Grant allows museum to preserve the fabric of history

By Holley Nees - bio | email

Nacogdoches, TX (KTRE) –Two wedding dresses, more than a century old, with a connection to a United States Senator and Sam Houston are now preserved. 

Thanks to a $3,000 grant from the Institute of Museum and Library Services, Stephen F. Austin's Stone Fort Museum can preserve two historic wedding dresses.

More than 150 years of history is hidden in the folds of Anna Raguet Irion and her daughter, Harriet Irion Taylor's wedding dresses.

They are special gowns now preserved for future generations.

"To be able to have even the dress is very rare and to be able to have an object that has retained its story, that's particularly important because many of the objects in the museum did not retain their story," said museum curator Carolyn Spears.

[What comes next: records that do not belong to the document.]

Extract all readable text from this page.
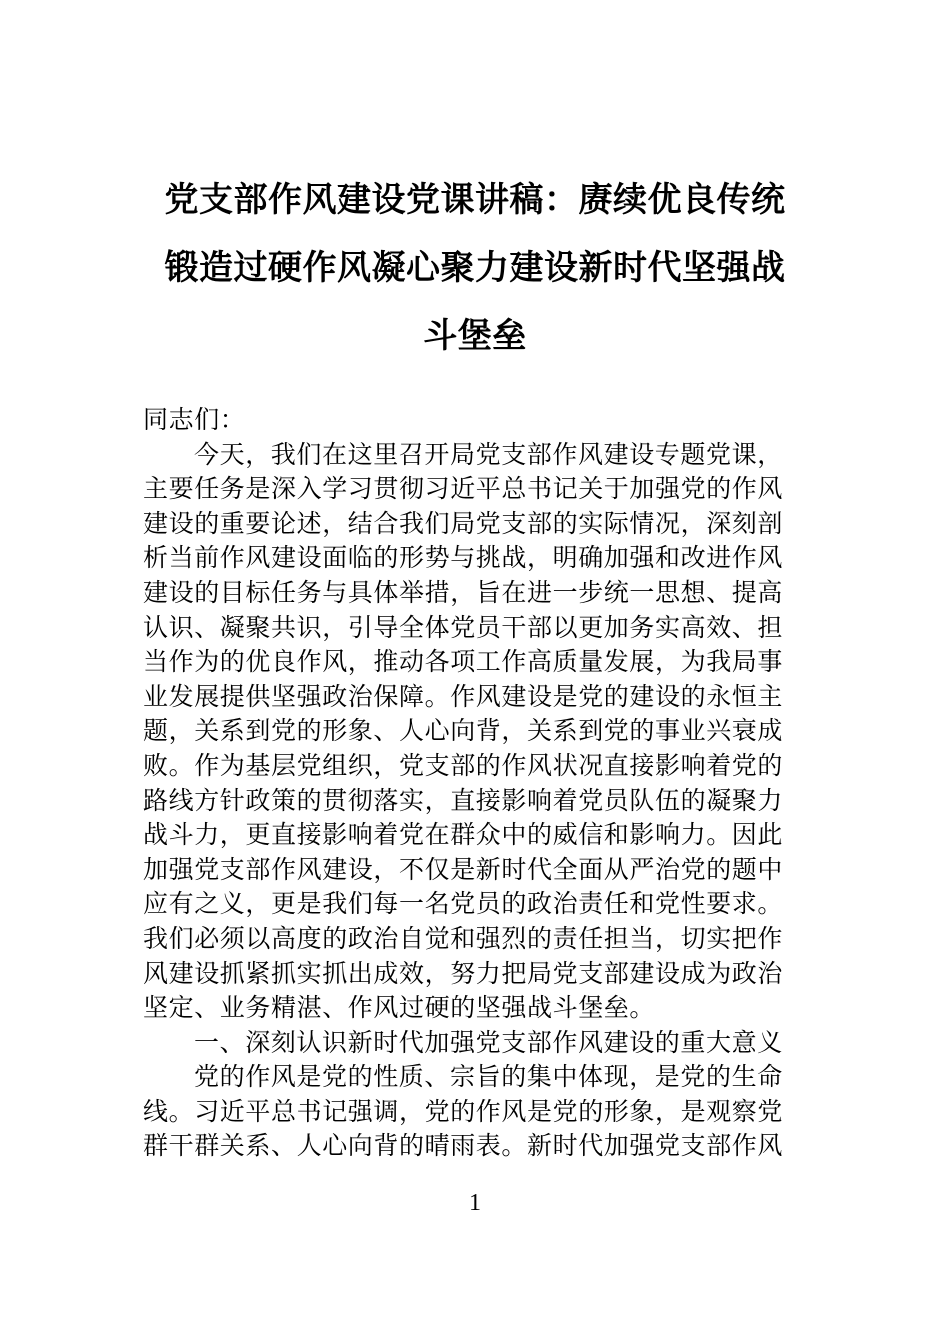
党支部作风建设党课讲稿：赓续优良传统
锻造过硬作风凝心聚力建设新时代坚强战
斗堡垒
同志们：
今天，我们在这里召开局党支部作风建设专题党课，
主要任务是深入学习贯彻习近平总书记关于加强党的作风
建设的重要论述，结合我们局党支部的实际情况，深刻剖
析当前作风建设面临的形势与挑战，明确加强和改进作风
建设的目标任务与具体举措，旨在进一步统一思想、提高
认识、凝聚共识，引导全体党员干部以更加务实高效、担
当作为的优良作风，推动各项工作高质量发展，为我局事
业发展提供坚强政治保障。作风建设是党的建设的永恒主
题，关系到党的形象、人心向背，关系到党的事业兴衰成
败。作为基层党组织，党支部的作风状况直接影响着党的
路线方针政策的贯彻落实，直接影响着党员队伍的凝聚力
战斗力，更直接影响着党在群众中的威信和影响力。因此
加强党支部作风建设，不仅是新时代全面从严治党的题中
应有之义，更是我们每一名党员的政治责任和党性要求。
我们必须以高度的政治自觉和强烈的责任担当，切实把作
风建设抓紧抓实抓出成效，努力把局党支部建设成为政治
坚定、业务精湛、作风过硬的坚强战斗堡垒。
一、深刻认识新时代加强党支部作风建设的重大意义
党的作风是党的性质、宗旨的集中体现，是党的生命
线。习近平总书记强调，党的作风是党的形象，是观察党
群干群关系、人心向背的晴雨表。新时代加强党支部作风
1
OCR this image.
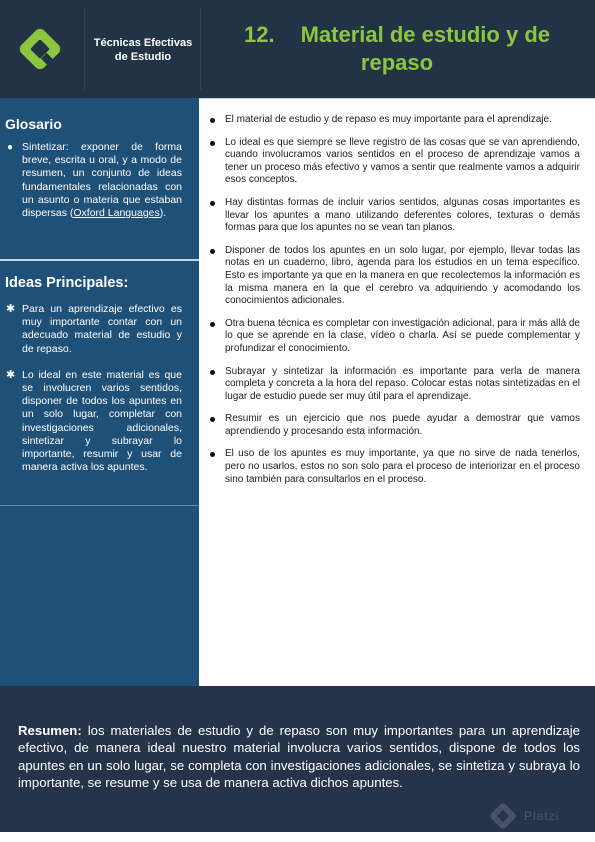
Técnicas Efectivas de Estudio
12. Material de estudio y de repaso
Glosario
● Sintetizar: exponer de forma breve, escrita u oral, y a modo de resumen, un conjunto de ideas fundamentales relacionadas con un asunto o materia que estaban dispersas (Oxford Languages).
Ideas Principales:
✱ Para un aprendizaje efectivo es muy importante contar con un adecuado material de estudio y de repaso.
✱ Lo ideal en este material es que se involucren varios sentidos, disponer de todos los apuntes en un solo lugar, completar con investigaciones adicionales, sintetizar y subrayar lo importante, resumir y usar de manera activa los apuntes.
El material de estudio y de repaso es muy importante para el aprendizaje.
Lo ideal es que siempre se lleve registro de las cosas que se van aprendiendo, cuando involucramos varios sentidos en el proceso de aprendizaje vamos a tener un proceso más efectivo y vamos a sentir que realmente vamos a adquirir esos conceptos.
Hay distintas formas de incluir varios sentidos, algunas cosas importantes es llevar los apuntes a mano utilizando deferentes colores, texturas o demás formas para que los apuntes no se vean tan planos.
Disponer de todos los apuntes en un solo lugar, por ejemplo, llevar todas las notas en un cuaderno, libro, agenda para los estudios en un tema específico. Esto es importante ya que en la manera en que recolectemos la información es la misma manera en la que el cerebro va adquiriendo y acomodando los conocimientos adicionales.
Otra buena técnica es completar con investigación adicional, para ir más allá de lo que se aprende en la clase, vídeo o charla. Así se puede complementar y profundizar el conocimiento.
Subrayar y sintetizar la información es importante para verla de manera completa y concreta a la hora del repaso. Colocar estas notas sintetizadas en el lugar de estudio puede ser muy útil para el aprendizaje.
Resumir es un ejercicio que nos puede ayudar a demostrar que vamos aprendiendo y procesando esta información.
El uso de los apuntes es muy importante, ya que no sirve de nada tenerlos, pero no usarlos, estos no son solo para el proceso de interiorizar en el proceso sino también para consultarlos en el proceso.

Resumen: los materiales de estudio y de repaso son muy importantes para un aprendizaje efectivo, de manera ideal nuestro material involucra varios sentidos, dispone de todos los apuntes en un solo lugar, se completa con investigaciones adicionales, se sintetiza y subraya lo importante, se resume y se usa de manera activa dichos apuntes.

Platzi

"Anna Raguet was my grandmother's grandmother," explained Sharon Rulfs Kerr.

Kerr said her mother was the last one to wear Anna Raguet Irion's wedding dress.  It's believed a married Sam Houston courted her.  He was later granted a divorce, but Raguet had already moved on.

"She refused him and chose to marry instead Robert Irion, who in fact had delivered a majority of the love letters between Anna Raguet and Sam Houston," said Spears.

For Kerr, the Stone Fort Museum now houses pieces of her family's history and gives her a connection to a U.S. Senator from Texas. 

"I think that having her dress from 1840 is very special and then her daughter married my great, great grandfather and mother's son and so there's just a wonderful connection to be able to see her beautiful dress and the delicate detail on it and I'm so pleased that it's been restored," said Sen. Kay Bailey Hutchison.

Saturday, visitors came to see the oldest town in Texas' newly preserved history.

"I think the wedding dresses are absolutely beautiful and so well preserved and it's so great to see something that old," explained visitor Kathryn Robertson.

"They're beautiful," said visitor Bonnie Ericson.  "Just gorgeous, it takes you back in time."

For now, a piece of Texas history will be held together longer in the fabric of these dresses.

The dresses will stay on display for about two months.  Then, they will be put into storage to prevent damage and rotated back out later.